Es war spät geworden im Maidenwispern nach ihrem Kurzbesuch in Ebonfalke. Die Gäste waren guter Stimmung, das Bier floss reichlich und sorgte so dafür, dass die Nacht sich immer weiter vom Sonnenuntergang entfernte und mit großen Schritten auf deren Aufgang zu hielt. Es wäre um ein Vielfaches bequemer für sie gewesen, einfach die Treppen zu ihrer kleinen Kammer hinauf zu nehmen und gleich im Wirtshaus in die Kissen zu stürzen, doch dem Schloss hier traute sie nicht mehr, seit Trixie es überwunden hatte und gerade nach dem Vorfall mit Magnus benötigte sie eine sichere Türe zwischen sich und allen, die sie davor zurück ließ.

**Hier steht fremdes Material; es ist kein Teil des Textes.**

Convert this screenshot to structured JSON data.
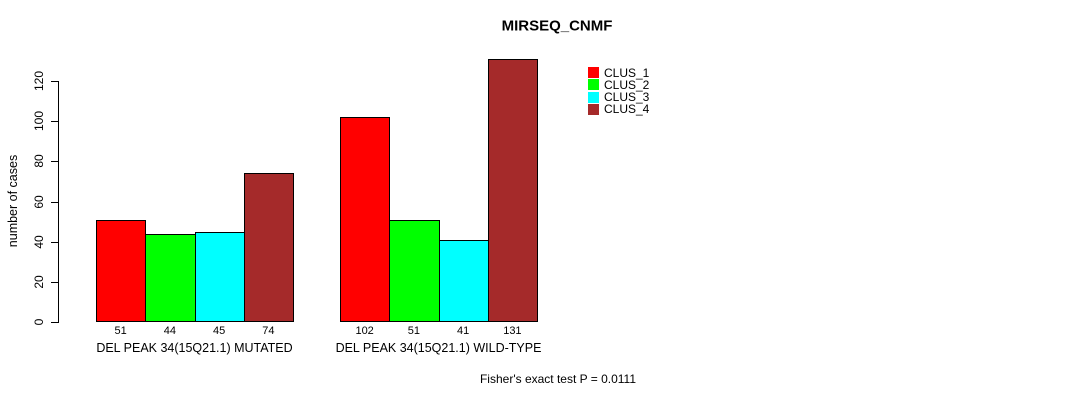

Auf dem großen Vorplatz vor der Schankstube blickte sie sich um, nicht beiläufig, sondern so gründlich es die Nacht und deren Dunkelheit zuließen. Für eine erneute Überraschung fehlte ihr heute die Waffe. Sie huschte nicht von Schatten zu Schatten, denn wer wusste schon, was darin lauern mochte, sondern hielt sich in den Lichtkegeln der wenigen Straßenlampen, die ihren Weg bis ins Salma-Viertel und dessen Marktplatz säumten. Zügig legte sie die Entfernung zurück, jedoch ohne wirklich zu rennen. Es war genug Zeit, ihren Gedanken Raum zu lassen, in denen fliederfarbene Gesprächsfetzen kreisten, fuchsrote Satzfragmente wirbelten. „Ich bin wir.“, lautete eines davon. „Verliebst du dich in mich?“, ein zweites. „Wer sind wir, Alice?“ Sie grub die Fäuste tiefer in die Hosentaschen und unterdrückte das Bedürfnis nach einem Stein zu treten, allein aus dem Grund, dass sie keinen fand, bei dem es sich gelohnt hätte.
Unbeschadet an ihrer Türe angekommen, zückte sie den Schlüssel und sperrte auf. Kaum war die Türe wieder ins Schloss gefallen und sperrte so das wenige Mondlicht von draußen aus, trugen sie ihre Schritte sicher zum Küchentisch hin, auf dem eine Packung mit Zündhölzern darauf wartete, dass sie mit ihnen die Öllampe entzündete, die daneben stand. Das erste von ihnen zischte, ließ sie einen Blick auf den heute Morgen aufgestellten Strauß mit dunklem Flieder erhaschen, bevor sich ein scharfer Schmerz durch ihren Hinterkopf fraß, und alles wieder schwarz wurde.
Magnus trat das zu Boden gefallene Hölzchen aus, dessen Flamme sich geweigert hatte, schon bei dem Sturz zu sterben. Stattdessen zog er seine eigene Schachtel hervor und entflammte die Öllampe. Wo sie stand, wusste er. Er hatte genug Zeit in diesem Haus verbracht, um sich vieles davon einzuprägen. Neu war nur die zusammengebrochene Frau zu seinen Füßen, der er einen kurzen Blick schenkte und sich schließlich hinab beugte, um das erloschene Streichholz aufzuheben und verschwinden zu lassen. Dann ging es für ihn in aller Seelenruhe nach oben, um die vorbereitete Tasche mit Alice' Kleidern zu greifen. Behandschuhte Finger strichen ihre Laken noch einmal glatt, so wie er sie vorgefunden hatte, bevor er unten noch einmal vor Alice in die Knie ging. Sie rührte sich stöhnend ohne jedoch zu erwachen und er strich ihr eine Locke aus der Stirn. Der Schlag war nicht allzu fest gewesen, hatte keine Wunde hinterlassen, brachte deshalb aber auch nicht ausreichend tiefe Bewusstlosigkeit mit sich. Mit einer Ruhe, die nur ausreichende Routine schaffen konnte, griff Magnus in seine eigene Tasche, zog ein flaches, braunes Ledermäppchen hervor und öffnete es. Bevor er ihm die vorbereitete Spritze entnahm, schob er den Ärmel ihres Oberteils nach oben und band den Arm ab. Die Lampe holte er sich für mehr Licht näher heran, prüfte noch einmal gewissenhaft den Inhalt der Spritze und das Fehlen von Luftbläschen und stach sie dann durch Alice' Haut.
Als das erledigt war, verstaute er sorgfältig Beweisstück für Beweisstück, lud sich die Bewusstlose auf den Arm und löschte die Kerze. Die Türe fiel hinter ihm ins Schloss und alsbald lag das Viertel wieder in trügerischer Ruhe und in Frieden da.